Ghassan Abu Semha, 49 ans, a été étonné quand il a vu dimanche un grand nombre de poissons frais exposés à la vente au marché local dans le camp de réfugiés d’Al-Maghazi, au centre de la bande de Gaza. Pendant des années il n’y avait jamais eu autant de poissons en vente. Avant de faire ses propres achats, il a appelé sa sœur Nahla, 36 ans, pour lui annoncer qu’elle pouvait trouver du poisson au marché, pour toute sa famille et à un prix raisonnable.
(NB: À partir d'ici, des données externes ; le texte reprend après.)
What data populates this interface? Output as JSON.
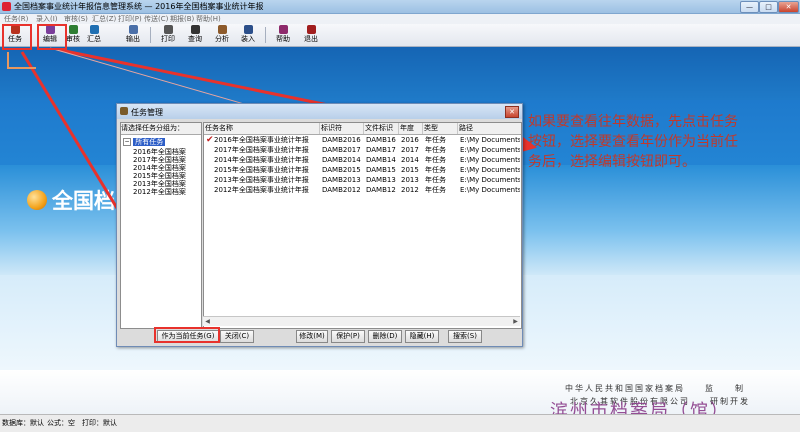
{
  "window": {
    "title": "全国档案事业统计年报信息管理系统 — 2016年全国档案事业统计年报",
    "controls": [
      "—",
      "□",
      "✕"
    ]
  },
  "menu": [
    "任务(R)",
    "录入(I)",
    "审核(S)",
    "汇总(Z)",
    "打印(P)",
    "传送(C)",
    "期报(B)",
    "帮助(H)"
  ],
  "toolbar": [
    {
      "label": "任务",
      "icon": "task-icon"
    },
    {
      "label": "编辑",
      "icon": "edit-icon"
    },
    {
      "label": "审核",
      "icon": "audit-icon"
    },
    {
      "label": "汇总",
      "icon": "summary-icon"
    },
    {
      "label": "输出",
      "icon": "export-icon"
    },
    {
      "label": "打印",
      "icon": "print-icon"
    },
    {
      "label": "查询",
      "icon": "query-icon"
    },
    {
      "label": "分析",
      "icon": "analysis-icon"
    },
    {
      "label": "装入",
      "icon": "load-icon"
    },
    {
      "label": "帮助",
      "icon": "help-icon"
    },
    {
      "label": "退出",
      "icon": "exit-icon"
    }
  ],
  "brand": {
    "text": "全国档"
  },
  "annotation": "如果要查看往年数据，先点击任务按钮，选择要查看年份作为当前任务后，选择编辑按钮即可。",
  "dialog": {
    "title": "任务管理",
    "left_header": "请选择任务分组为：",
    "tree_root": "所有任务",
    "tree_items": [
      "2016年全国档案",
      "2017年全国档案",
      "2014年全国档案",
      "2015年全国档案",
      "2013年全国档案",
      "2012年全国档案"
    ],
    "columns": [
      "任务名称",
      "标识符",
      "文件标识",
      "年度",
      "类型",
      "路径"
    ],
    "rows": [
      {
        "name": "2016年全国档案事业统计年报",
        "id": "DAMB2016",
        "file": "DAMB16",
        "year": "2016",
        "type": "年任务",
        "path": "E:\\My Documents\\全",
        "current": true
      },
      {
        "name": "2017年全国档案事业统计年报",
        "id": "DAMB2017",
        "file": "DAMB17",
        "year": "2017",
        "type": "年任务",
        "path": "E:\\My Documents\\全",
        "current": false
      },
      {
        "name": "2014年全国档案事业统计年报",
        "id": "DAMB2014",
        "file": "DAMB14",
        "year": "2014",
        "type": "年任务",
        "path": "E:\\My Documents\\全",
        "current": false
      },
      {
        "name": "2015年全国档案事业统计年报",
        "id": "DAMB2015",
        "file": "DAMB15",
        "year": "2015",
        "type": "年任务",
        "path": "E:\\My Documents\\全",
        "current": false
      },
      {
        "name": "2013年全国档案事业统计年报",
        "id": "DAMB2013",
        "file": "DAMB13",
        "year": "2013",
        "type": "年任务",
        "path": "E:\\My Documents\\全",
        "current": false
      },
      {
        "name": "2012年全国档案事业统计年报",
        "id": "DAMB2012",
        "file": "DAMB12",
        "year": "2012",
        "type": "年任务",
        "path": "E:\\My Documents\\全",
        "current": false
      }
    ],
    "buttons": {
      "set_current": "作为当前任务(G)",
      "close": "关闭(C)",
      "modify": "修改(M)",
      "protect": "保护(P)",
      "delete": "删除(D)",
      "hide": "隐藏(H)",
      "search": "搜索(S)"
    }
  },
  "footer": {
    "line1": "中华人民共和国国家档案局　　监　　制",
    "line2": "北京久其软件股份有限公司　　研制开发"
  },
  "watermark": "滨州市档案局（馆）",
  "statusbar": [
    "数据库：默认",
    "公式：空",
    "打印：默认"
  ],
  "colors": {
    "highlight": "#e8322c",
    "annotation": "#c0392b",
    "watermark": "#8a3c8a"
  }
}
Cette abondance de poissons dans la Bande de Gaza - la première fois depuis 10 ans - est indirectement le résultat d’un accord de cessez-le-feu entre le Hamas et Israël sous les auspices de l’Égypte. Pour la première fois, un accord prévoit qu’Israël permette aux pêcheurs palestiniens de Gaza de naviguer en mer jusqu’à à six milles au lieu de trois. Israël a cédé aux exigences du Hamas en élargissant la zone de pêche, le groupe de la résistance palestinienne présentant cela comme une condition préalable pour un cessez-le-feu après les récentes confrontations. [Depuis, les Israéliens ont à plusieurs reprises violé l’accord, tuant et blessant des Palestiniens de Gaza et kidnappant des pêcheurs - N.d.T]

Cet accord revêt une grande signification pour la résistance palestinienne. Des entretiens ont commencés au Caire lundi entre les représentants du gouvernement du Hamas à Gaza, menés par le vice-Premier ministre Ziad Al-Zaza, et une délégation israélienne dirigée par Ishak Molkho, conseiller politique du Premier ministre Binyamin Netanyahu, pour mettre en application les termes du cessez-le-feu.

Ceux-ci incluent la fin des assassinats par Israël des membres de la résistance dans la Bande de Gaza, un allégement du blocus avec la ré-ouverture de passages à vocation commerciale entre Israël et la Bande de Gaza, la possibilité pour les pêcheurs palestiniens d’aller plus loin d en mer Méditerranée, la fin de la buffer zone imposée par Israël tout au long de la ligne de séparation, qui est de 300 à 1000 mètres de profondeur et qui empêche des milliers d’agriculteurs palestiniens d’atteindre leurs champs.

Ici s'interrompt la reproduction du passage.